08:25: Markit Manufacturing PMI Ahead

The pound sterling exchange rate complex will show sensitivity to the release of the Markit Manufacturing PMI (March) today.

Analysts are expecting a reading of 56.7, down from 56.9.

08:15: Risks for the Euro

This morning the risks for the EUR-GBP pair will be elevated with data due out of the Eurozone; watch out for German employment numbers, Eurozone Manufacturing PMI.

At 08:55 the German Unemployment Change (Mar) figure is out. A disappointment on the -10K expected will be unhelpful. The Unemployment Rate s.a. (Mar) is expected to stay at 6.8%.

At 09:00 the Eurozone Markit Manufacturing PMI (Mar) is out, expect a reading of 53.0, anything lower will likely hurt the shared currency.

British pound holds onto gains

The British pound held onto its gains against the euro and U.S. dollar ahead of this week's PMI reports.  

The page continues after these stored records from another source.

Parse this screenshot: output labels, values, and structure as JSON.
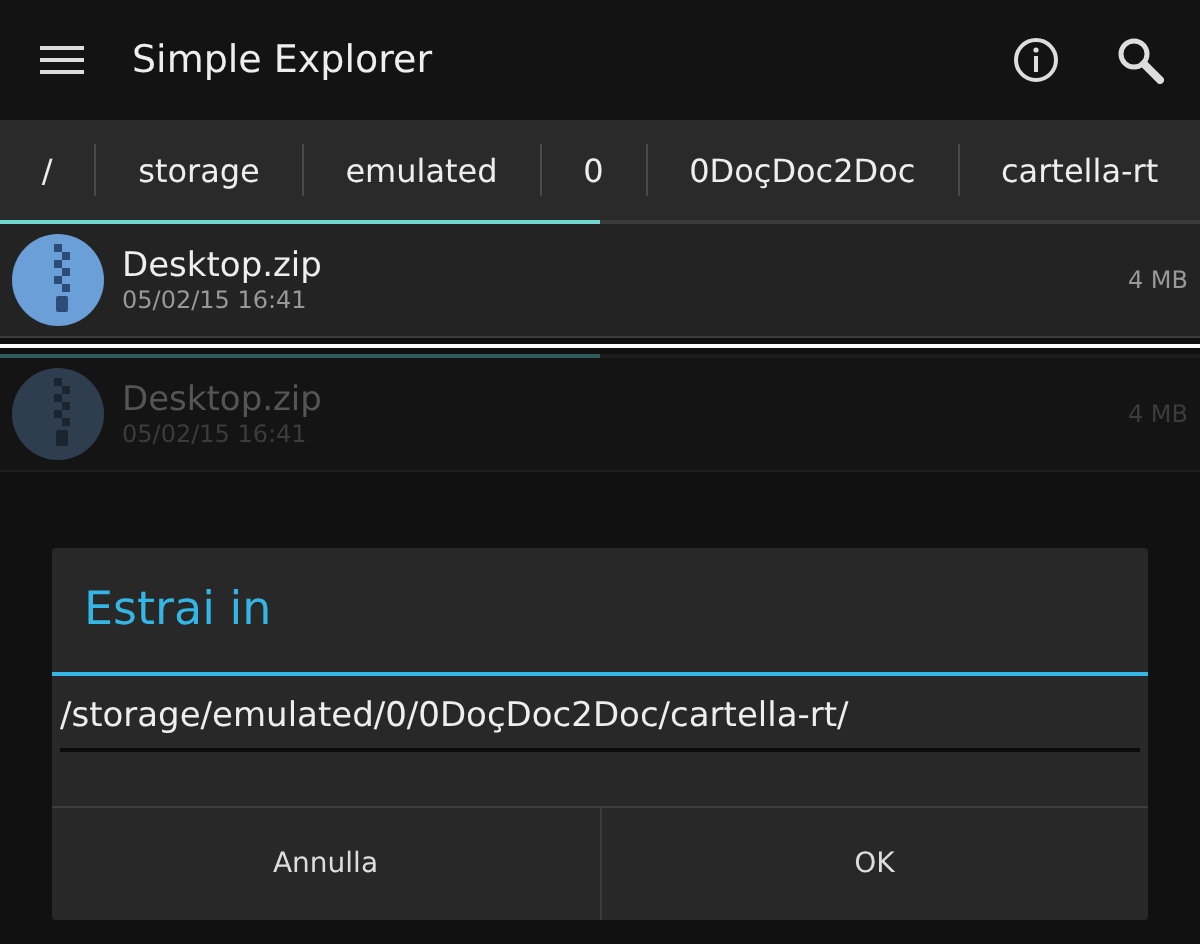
{
  "app_bar": {
    "title": "Simple Explorer"
  },
  "breadcrumbs": [
    {
      "label": "/"
    },
    {
      "label": "storage"
    },
    {
      "label": "emulated"
    },
    {
      "label": "0"
    },
    {
      "label": "0DoçDoc2Doc"
    },
    {
      "label": "cartella-rt"
    }
  ],
  "progress": {
    "level": 0.5
  },
  "files": [
    {
      "name": "Desktop.zip",
      "date": "05/02/15 16:41",
      "size": "4 MB",
      "dimmed": false
    },
    {
      "name": "Desktop.zip",
      "date": "05/02/15 16:41",
      "size": "4 MB",
      "dimmed": true,
      "level": 0.5
    }
  ],
  "dialog": {
    "title": "Estrai in",
    "value": "/storage/emulated/0/0DoçDoc2Doc/cartella-rt/",
    "buttons": [
      "Annulla",
      "OK"
    ]
  }
}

"The latest manufacturing activity report is scheduled for release tomorrow and while economists are looking for a slight pullback, the improvement in the Confederation of British Industry's industrial trends survey signals a potential acceleration in activity.  A positive release would reinforce the notion that the Bank of England could be the next central bank to raise interest rates," says Kathy Lien at BK Asset Management.